L.A. Recalculated at the Chicago Architecture Biennial
Biennial Hub, the Chicago Cultural Center
With Geoff Manaugh
Los Angeles is a city where natural history, aerospace research, astronomical observation, and the planetary sciences hold outsized urban influence. From the risk of catastrophic earthquakes to the region’s still- operational oil fields, from its long history of military aviation to its complex relationship with migratory wildlife, Los Angeles is not just a twenty- first- century megacity. Its ecological fragility combined with a dangerous lack of terrestrial stability mean that Los Angeles requires continual monitoring and study: from its buried creeks to its mountain summits, the city has been ornamented with scientific equipment, crowned with electromagnetic antennae, and ringed with seismic stations, transforming into an urban- scale research facility, a living device inhabited by millions of people on the continent’s westernmost edge. The cartographic drawing — part map, part plan, part deep section — takes conceptual inspiration from the book OneFiveFour by Lebbeus Woods. There, Woods describes a hypothetical city shaped by the existential threat of mysterious seismic events surging through the ground below it. In order to understand how this unstable ground might undermine the metropolis, the city has augmented itself on nearly every surface, Woods writes, with “oscilloscopes, refractors, seismometers, interferometers, and other, as yet unknown instruments, measuring light, movement, force, change.” In this city of instruments — this city as instrument—“tools for extending perceptivity to all scales of nature are built spontaneously, playfully, experimentally, continuously modified in home laboratories, in laboratories that are homes,” exploring the moving surface of an Earth in flux.
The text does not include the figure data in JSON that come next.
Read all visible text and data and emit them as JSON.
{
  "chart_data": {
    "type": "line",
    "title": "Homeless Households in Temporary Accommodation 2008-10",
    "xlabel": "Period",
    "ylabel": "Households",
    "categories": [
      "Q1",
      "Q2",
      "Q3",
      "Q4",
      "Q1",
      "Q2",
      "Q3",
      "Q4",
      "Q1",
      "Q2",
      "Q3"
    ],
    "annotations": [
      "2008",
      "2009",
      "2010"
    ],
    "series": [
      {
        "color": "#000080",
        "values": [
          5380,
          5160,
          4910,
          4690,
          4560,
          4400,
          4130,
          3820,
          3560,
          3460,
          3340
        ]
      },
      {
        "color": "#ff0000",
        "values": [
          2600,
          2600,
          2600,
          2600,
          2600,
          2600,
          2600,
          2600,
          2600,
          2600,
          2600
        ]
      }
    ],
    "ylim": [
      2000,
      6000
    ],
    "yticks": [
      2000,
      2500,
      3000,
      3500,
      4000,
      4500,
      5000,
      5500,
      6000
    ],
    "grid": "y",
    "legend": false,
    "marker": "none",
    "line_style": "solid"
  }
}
Architecture becomes a means for giving shape to these existential investigations.
Twenty- first- century Los Angeles has inadvertently fulfilled Woods’s speculative vision. It is less a city, in some ways, than it is a matrix of seismic equipment and geological survey tools used for locating, mapping, and mitigating the effects of tectonic faults. This permanent flux and lack of anchorage makes Los Angeles bathymetric, rather than terrestrial. The city is also a graveyard of remnant physics experiments that once measured and established the speed of light, using prisms, mirrors, and interferometers in the San Gabriel Mountains (an experiment now marked by historic plaques and Piranesian obelisks). Los Angeles is also the host of the Griffith and Mt. Wilson Observatories, through which the city achieved its often overlooked but vital role in the history of global astronomy. Finally, the city incorporates a carefully studied nest of wildlife traps and ecological monitoring stations designed to track species other than human as they infiltrate, settle, and partially colonize the built environment. Seen through the lens of this expanded context, Los Angeles becomes an archipelago of scientific instruments often realized at the scale of urban infrastructure: densely inhabited, with one eye on the stars, sliding out of alignment with itself, and jostled from below with seismic tides.